How do you prevent leptospirosis? Ideally, we want to prevent your dogs from walking, swimming and drinking water that may be contaminated with urine. During our winter, examples would be standing water on the trails, seasonal creeks in the Open Space and even the wet grass along creeks and rivers. Cases have been reported in dogs that have been all over Marin- city streets, out in the Open Space and even at the beaches. Beyond preventing exposure to these locations, the other preventive measure is vaccination.
While we have been recommending the vaccine for several years, with the drought we were not as vigilant as we should have been. The vaccine for leptospirosis has been considered a non-core or lifestyle vaccine (based on risk). In April of this year, the Veterinary Medical Teaching Hospital (VMTH) at UC Davis changed their recommendation and leptospirosis is now a core vaccine, like Rabies and DA2PP (Distemper, Adenovirus, Parvovirus, and Parainfluenza).

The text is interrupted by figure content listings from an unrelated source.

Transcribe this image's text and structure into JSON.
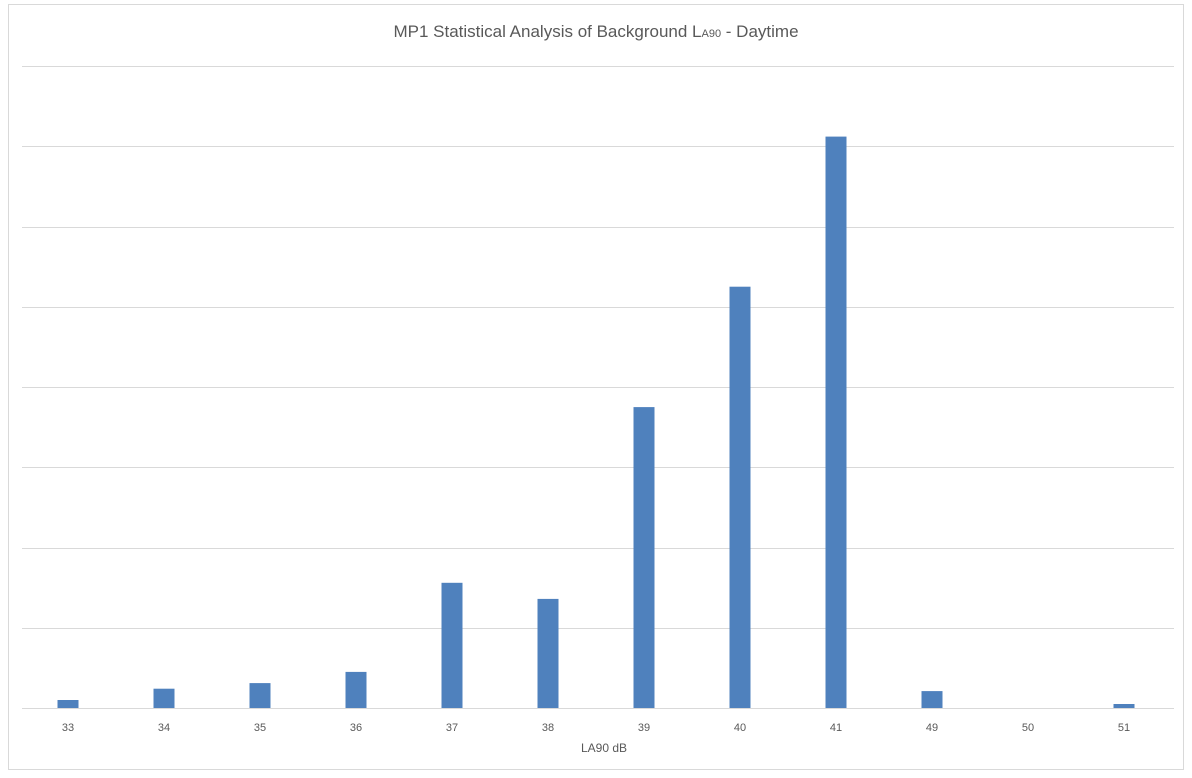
{
  "chart_data": {
    "type": "bar",
    "title_main": "MP1 Statistical Analysis of Background L",
    "title_sub": "A90",
    "title_tail": " - Daytime",
    "xlabel": "LA90 dB",
    "ylabel": "",
    "categories": [
      "33",
      "34",
      "35",
      "36",
      "37",
      "38",
      "39",
      "40",
      "41",
      "49",
      "50",
      "51"
    ],
    "values": [
      1,
      2.4,
      3.1,
      4.5,
      15.6,
      13.6,
      37.5,
      52.5,
      71.2,
      2.1,
      0,
      0.5
    ],
    "ylim": [
      0,
      80
    ],
    "gridlines": 8,
    "y_tick_labels_shown": false,
    "bar_color": "#4f81bd",
    "grid_color": "#d9d9d9"
  }
}
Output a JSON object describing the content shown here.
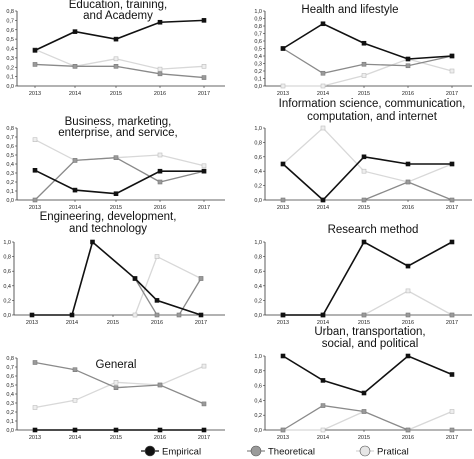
{
  "chart_data": [
    {
      "type": "line",
      "title": [
        "Education, training,",
        "and Academy"
      ],
      "x": [
        "2013",
        "2014",
        "2015",
        "2016",
        "2017"
      ],
      "ylim": [
        0,
        0.8
      ],
      "yticks": [
        "0,0",
        "0,1",
        "0,2",
        "0,3",
        "0,4",
        "0,5",
        "0,6",
        "0,7",
        "0,8"
      ],
      "series": [
        {
          "name": "Empirical",
          "values": [
            0.38,
            0.58,
            0.5,
            0.68,
            0.7
          ]
        },
        {
          "name": "Theoretical",
          "values": [
            0.23,
            0.21,
            0.21,
            0.13,
            0.09
          ]
        },
        {
          "name": "Pratical",
          "values": [
            0.39,
            0.21,
            0.29,
            0.18,
            0.21
          ]
        }
      ]
    },
    {
      "type": "line",
      "title": [
        "Health and lifestyle"
      ],
      "x": [
        "2013",
        "2014",
        "2015",
        "2016",
        "2017"
      ],
      "ylim": [
        0,
        1.0
      ],
      "yticks": [
        "0,0",
        "0,1",
        "0,2",
        "0,3",
        "0,4",
        "0,5",
        "0,6",
        "0,7",
        "0,8",
        "0,9",
        "1,0"
      ],
      "series": [
        {
          "name": "Empirical",
          "values": [
            0.5,
            0.83,
            0.57,
            0.36,
            0.4
          ]
        },
        {
          "name": "Theoretical",
          "values": [
            0.5,
            0.17,
            0.29,
            0.27,
            0.4
          ]
        },
        {
          "name": "Pratical",
          "values": [
            0.0,
            0.0,
            0.14,
            0.36,
            0.2
          ]
        }
      ]
    },
    {
      "type": "line",
      "title": [
        "Business, marketing,",
        "enterprise, and service,"
      ],
      "x": [
        "2013",
        "2014",
        "2015",
        "2016",
        "2017"
      ],
      "ylim": [
        0,
        0.8
      ],
      "yticks": [
        "0,0",
        "0,1",
        "0,2",
        "0,3",
        "0,4",
        "0,5",
        "0,6",
        "0,7",
        "0,8"
      ],
      "series": [
        {
          "name": "Empirical",
          "values": [
            0.33,
            0.11,
            0.07,
            0.32,
            0.32
          ]
        },
        {
          "name": "Theoretical",
          "values": [
            0.0,
            0.44,
            0.47,
            0.2,
            0.32
          ]
        },
        {
          "name": "Pratical",
          "values": [
            0.67,
            0.44,
            0.47,
            0.5,
            0.38
          ]
        }
      ]
    },
    {
      "type": "line",
      "title": [
        "Information science, communication,",
        "computation, and internet"
      ],
      "x": [
        "2013",
        "2014",
        "2015",
        "2016",
        "2017"
      ],
      "ylim": [
        0,
        1.0
      ],
      "yticks": [
        "0,0",
        "0,2",
        "0,4",
        "0,6",
        "0,8",
        "1,0"
      ],
      "series": [
        {
          "name": "Empirical",
          "values": [
            0.5,
            0.0,
            0.6,
            0.5,
            0.5
          ]
        },
        {
          "name": "Theoretical",
          "values": [
            0.0,
            0.0,
            0.0,
            0.25,
            0.0
          ]
        },
        {
          "name": "Pratical",
          "values": [
            0.5,
            1.0,
            0.4,
            0.25,
            0.5
          ]
        }
      ]
    },
    {
      "type": "line",
      "title": [
        "Engineering, development,",
        "and technology"
      ],
      "x": [
        "2013",
        "2014",
        "2015",
        "2016",
        "2017"
      ],
      "ylim": [
        0,
        1.0
      ],
      "yticks": [
        "0,0",
        "0,2",
        "0,4",
        "0,6",
        "0,8",
        "1,0"
      ],
      "series": [
        {
          "name": "Empirical",
          "x": [
            0,
            1,
            1.5,
            2.5,
            3,
            4
          ],
          "values": [
            0.0,
            0.0,
            1.0,
            0.5,
            0.2,
            0.0
          ]
        },
        {
          "name": "Theoretical",
          "x": [
            2.5,
            3,
            3.5,
            4
          ],
          "values": [
            0.5,
            0.0,
            0.0,
            0.5
          ]
        },
        {
          "name": "Pratical",
          "x": [
            2.5,
            3,
            4
          ],
          "values": [
            0.0,
            0.8,
            0.5
          ]
        }
      ]
    },
    {
      "type": "line",
      "title": [
        "Research method"
      ],
      "x": [
        "2013",
        "2014",
        "2015",
        "2016",
        "2017"
      ],
      "ylim": [
        0,
        1.0
      ],
      "yticks": [
        "0,0",
        "0,2",
        "0,4",
        "0,6",
        "0,8",
        "1,0"
      ],
      "series": [
        {
          "name": "Empirical",
          "values": [
            0.0,
            0.0,
            1.0,
            0.67,
            1.0
          ]
        },
        {
          "name": "Theoretical",
          "values": [
            0.0,
            0.0,
            0.0,
            0.0,
            0.0
          ]
        },
        {
          "name": "Pratical",
          "values": [
            0.0,
            0.0,
            0.0,
            0.33,
            0.0
          ]
        }
      ]
    },
    {
      "type": "line",
      "title": [
        "General"
      ],
      "x": [
        "2013",
        "2014",
        "2015",
        "2016",
        "2017"
      ],
      "ylim": [
        0,
        0.8
      ],
      "yticks": [
        "0,0",
        "0,1",
        "0,2",
        "0,3",
        "0,4",
        "0,5",
        "0,6",
        "0,7",
        "0,8"
      ],
      "series": [
        {
          "name": "Empirical",
          "values": [
            0.0,
            0.0,
            0.0,
            0.0,
            0.0
          ]
        },
        {
          "name": "Theoretical",
          "values": [
            0.75,
            0.67,
            0.47,
            0.5,
            0.29
          ]
        },
        {
          "name": "Pratical",
          "values": [
            0.25,
            0.33,
            0.53,
            0.5,
            0.71
          ]
        }
      ]
    },
    {
      "type": "line",
      "title": [
        "Urban, transportation,",
        "social, and political"
      ],
      "x": [
        "2013",
        "2014",
        "2015",
        "2016",
        "2017"
      ],
      "ylim": [
        0,
        1.0
      ],
      "yticks": [
        "0,0",
        "0,2",
        "0,4",
        "0,6",
        "0,8",
        "1,0"
      ],
      "series": [
        {
          "name": "Empirical",
          "values": [
            1.0,
            0.67,
            0.5,
            1.0,
            0.75
          ]
        },
        {
          "name": "Theoretical",
          "values": [
            0.0,
            0.33,
            0.25,
            0.0,
            0.0
          ]
        },
        {
          "name": "Pratical",
          "values": [
            0.0,
            0.0,
            0.25,
            0.0,
            0.25
          ]
        }
      ]
    }
  ],
  "legend": [
    {
      "label": "Empirical",
      "line_color": "#111111",
      "marker_color": "#111111"
    },
    {
      "label": "Theoretical",
      "line_color": "#8a8a8a",
      "marker_color": "#9a9a9a"
    },
    {
      "label": "Pratical",
      "line_color": "#d8d8d8",
      "marker_color": "#e6e6e6"
    }
  ]
}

We recommend that all of our canine patients be immunized. The vaccine that we recommend contains 4 serovars to help protect against leptospirosis. If your dog has not had the vaccine before, it is initially given as a 2-booster series given at a 4-week interval. Afterwards, the booster immunization is once a year. At Terra Linda Veterinary Hospital, we recommend giving the vaccine in the Autumn months, although it may be given at any time throughout the year.